When being a tourist has its advantages

For the hardcore traveler it would seem there is nothing more insulting than being marked out as a ‘tourist’. I’m sure you know the feeling…trying your utmost hardest to blend into your environment, look like you know how things work and then being utterly crushed when the waitress offers you the tourist menu or asks whether you’d like the menu in English.

In Buenos Aires earlier this year, despite having just learned Latin American Spanish in Panama, I was making a vaguely passable attempt at speaking the Castilian Spanish. Clearly, I was no local and explained to the waitress that we were indeed from the UK. She then proceeded to try and explain to me (in Spanish) how I should pour and drink my tea…now if there’s one thing a British person knows, it’s how to drink tea!

But really, what is so wrong with being spotted as a tourist?
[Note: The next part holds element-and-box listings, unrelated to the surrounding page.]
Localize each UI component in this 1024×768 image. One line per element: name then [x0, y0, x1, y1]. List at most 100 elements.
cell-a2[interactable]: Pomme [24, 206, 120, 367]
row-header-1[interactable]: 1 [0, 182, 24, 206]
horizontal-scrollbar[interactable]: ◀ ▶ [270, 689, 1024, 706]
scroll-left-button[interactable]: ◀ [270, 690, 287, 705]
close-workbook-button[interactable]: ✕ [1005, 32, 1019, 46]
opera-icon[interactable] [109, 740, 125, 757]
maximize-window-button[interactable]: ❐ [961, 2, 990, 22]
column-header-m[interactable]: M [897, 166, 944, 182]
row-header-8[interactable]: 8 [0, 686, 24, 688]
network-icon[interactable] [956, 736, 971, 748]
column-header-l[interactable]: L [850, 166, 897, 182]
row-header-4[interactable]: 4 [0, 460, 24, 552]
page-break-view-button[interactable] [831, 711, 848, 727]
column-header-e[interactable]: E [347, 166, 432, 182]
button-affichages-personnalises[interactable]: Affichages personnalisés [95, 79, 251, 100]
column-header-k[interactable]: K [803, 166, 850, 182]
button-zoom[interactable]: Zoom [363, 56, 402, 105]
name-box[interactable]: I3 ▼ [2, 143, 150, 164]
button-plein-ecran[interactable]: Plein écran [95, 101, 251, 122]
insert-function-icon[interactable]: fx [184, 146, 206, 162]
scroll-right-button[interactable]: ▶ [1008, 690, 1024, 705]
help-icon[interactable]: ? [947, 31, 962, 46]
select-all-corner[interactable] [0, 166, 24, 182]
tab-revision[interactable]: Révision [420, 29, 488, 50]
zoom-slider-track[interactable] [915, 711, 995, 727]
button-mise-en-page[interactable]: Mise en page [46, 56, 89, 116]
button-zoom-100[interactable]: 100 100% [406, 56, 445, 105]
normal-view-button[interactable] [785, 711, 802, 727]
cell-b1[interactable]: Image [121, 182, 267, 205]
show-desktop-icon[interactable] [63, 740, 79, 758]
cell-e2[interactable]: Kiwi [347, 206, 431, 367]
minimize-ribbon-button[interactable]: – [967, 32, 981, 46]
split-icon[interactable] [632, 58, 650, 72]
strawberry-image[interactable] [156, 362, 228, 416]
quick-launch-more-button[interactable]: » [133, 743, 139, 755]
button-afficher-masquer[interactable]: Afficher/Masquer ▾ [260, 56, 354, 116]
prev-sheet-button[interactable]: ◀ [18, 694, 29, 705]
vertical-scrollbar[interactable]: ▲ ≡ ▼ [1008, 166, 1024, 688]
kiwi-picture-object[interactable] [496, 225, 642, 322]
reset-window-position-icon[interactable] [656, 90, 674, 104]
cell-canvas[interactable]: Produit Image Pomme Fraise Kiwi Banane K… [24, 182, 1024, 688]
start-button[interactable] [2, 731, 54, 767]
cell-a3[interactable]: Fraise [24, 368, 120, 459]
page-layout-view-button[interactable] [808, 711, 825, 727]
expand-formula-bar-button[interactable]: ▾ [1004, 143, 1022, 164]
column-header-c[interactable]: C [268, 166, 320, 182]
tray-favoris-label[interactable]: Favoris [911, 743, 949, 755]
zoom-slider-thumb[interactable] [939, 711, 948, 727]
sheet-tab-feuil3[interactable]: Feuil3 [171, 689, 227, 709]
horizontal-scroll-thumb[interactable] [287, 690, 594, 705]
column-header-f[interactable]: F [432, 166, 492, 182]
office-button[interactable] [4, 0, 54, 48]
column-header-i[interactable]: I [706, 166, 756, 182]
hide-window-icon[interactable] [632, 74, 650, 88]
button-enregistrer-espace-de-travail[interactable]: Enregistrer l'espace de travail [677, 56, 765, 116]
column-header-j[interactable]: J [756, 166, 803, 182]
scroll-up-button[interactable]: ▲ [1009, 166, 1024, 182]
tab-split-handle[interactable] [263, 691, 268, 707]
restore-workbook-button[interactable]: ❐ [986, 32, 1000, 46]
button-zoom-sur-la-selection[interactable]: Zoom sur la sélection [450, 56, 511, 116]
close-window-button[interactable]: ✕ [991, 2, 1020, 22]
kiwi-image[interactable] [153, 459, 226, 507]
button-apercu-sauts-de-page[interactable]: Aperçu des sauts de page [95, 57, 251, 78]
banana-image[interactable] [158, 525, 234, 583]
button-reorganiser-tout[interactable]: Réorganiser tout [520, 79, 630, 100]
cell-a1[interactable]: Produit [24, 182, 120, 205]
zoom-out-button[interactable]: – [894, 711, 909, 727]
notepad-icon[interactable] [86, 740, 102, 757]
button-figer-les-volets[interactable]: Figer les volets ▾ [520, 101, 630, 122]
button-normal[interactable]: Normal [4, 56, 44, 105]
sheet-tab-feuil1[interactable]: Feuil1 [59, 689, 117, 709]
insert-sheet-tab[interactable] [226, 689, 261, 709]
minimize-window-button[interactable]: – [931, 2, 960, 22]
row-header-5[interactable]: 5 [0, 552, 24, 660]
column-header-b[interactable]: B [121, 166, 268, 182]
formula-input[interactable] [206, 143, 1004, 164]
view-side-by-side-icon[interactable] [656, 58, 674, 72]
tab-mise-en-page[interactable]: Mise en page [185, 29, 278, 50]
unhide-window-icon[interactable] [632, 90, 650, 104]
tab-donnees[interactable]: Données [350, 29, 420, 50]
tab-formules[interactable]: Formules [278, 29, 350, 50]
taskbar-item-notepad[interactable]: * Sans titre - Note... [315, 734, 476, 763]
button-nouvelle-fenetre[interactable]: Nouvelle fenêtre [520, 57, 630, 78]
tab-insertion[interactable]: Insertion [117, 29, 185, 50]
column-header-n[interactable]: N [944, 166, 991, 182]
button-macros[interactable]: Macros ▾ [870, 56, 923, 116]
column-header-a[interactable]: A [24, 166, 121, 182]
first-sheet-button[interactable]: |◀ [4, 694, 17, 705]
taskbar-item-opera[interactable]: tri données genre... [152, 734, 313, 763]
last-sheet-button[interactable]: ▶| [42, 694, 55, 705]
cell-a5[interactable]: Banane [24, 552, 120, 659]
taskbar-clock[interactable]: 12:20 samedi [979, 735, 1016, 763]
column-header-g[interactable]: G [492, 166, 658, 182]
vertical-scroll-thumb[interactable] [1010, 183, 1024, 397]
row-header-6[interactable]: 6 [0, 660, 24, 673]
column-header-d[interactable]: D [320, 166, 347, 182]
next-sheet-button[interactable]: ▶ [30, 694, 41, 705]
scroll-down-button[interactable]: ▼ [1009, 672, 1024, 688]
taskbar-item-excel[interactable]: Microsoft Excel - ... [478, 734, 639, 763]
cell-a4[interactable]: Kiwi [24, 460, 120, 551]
Granted you might not always experience the same vibe of a place as a bona fide local, but being a tourist can have its advantages.

As a tourist, you can…

i) Blame it on your lack of local knowledge should you happen to make a faux pas which has the locals tutting and clearly marks you out as a ‘foreigner’…perhaps something like forgetting to use the little plastic gloves to handle vegetables in a supermarket or whispering “stop please” on a local bus when all the locals bellow it out in a megaphone-like fashion.
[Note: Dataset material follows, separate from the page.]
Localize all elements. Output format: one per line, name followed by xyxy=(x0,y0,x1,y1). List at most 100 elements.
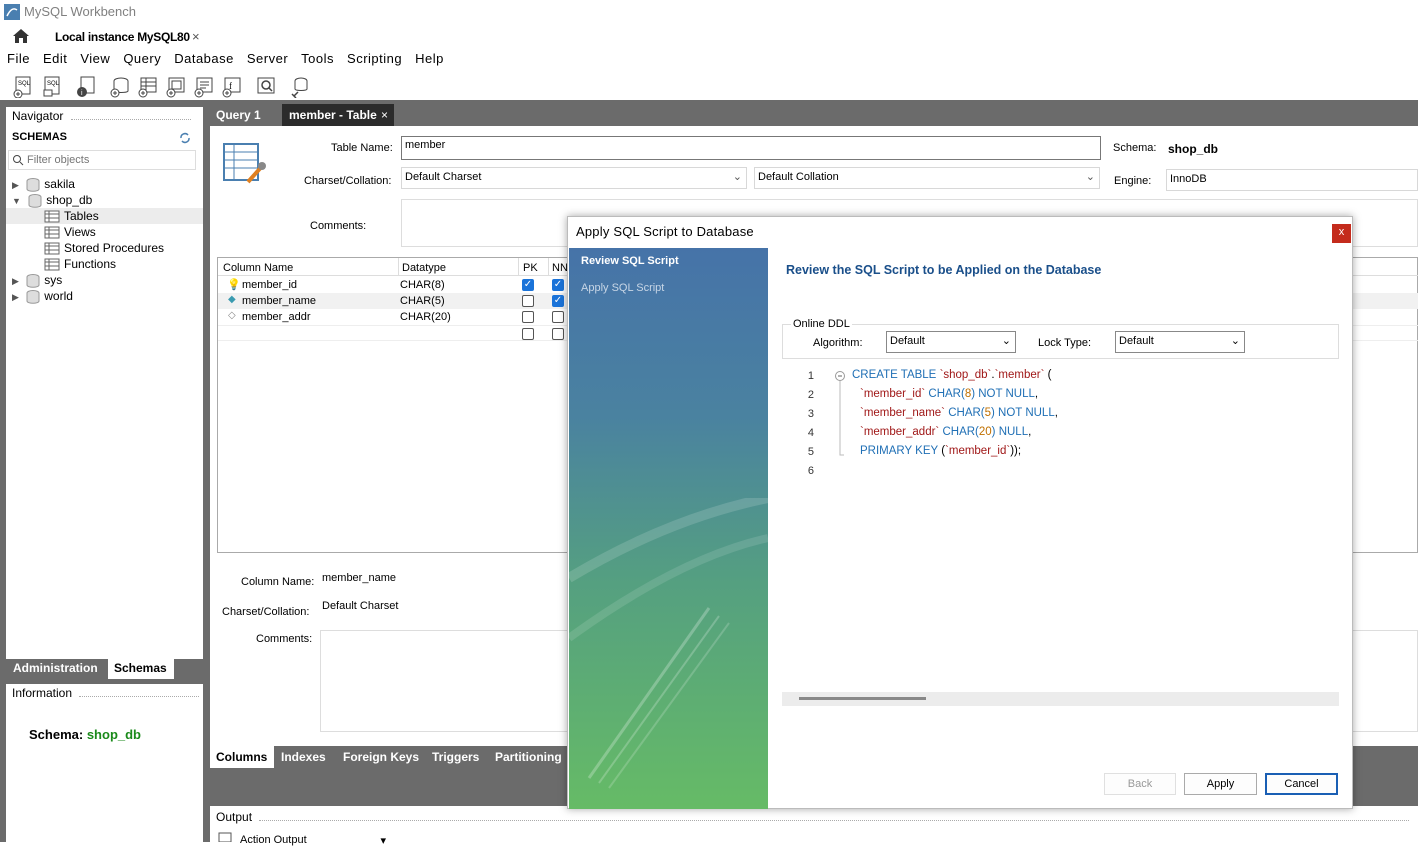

ii) Be as curious as you like to find out more about your location without feeling too nosy or intrusive, because after all, that’s what you’re there for.

iii) Revel in the fact that for once, you might look like a tourist because you don’t know how something works, you don’t know what to do and you might actually have to ask someone, engage with a local and perhaps even end up making a new friend in the process.

Posted by | Comments (1)  | September 26, 2007
Category: Notes from the collective travel mind


One Response to “When being a tourist has its advantages”

  1. Kelsey Says:

    I completely agree Lea. We should all embrace our inner tourist.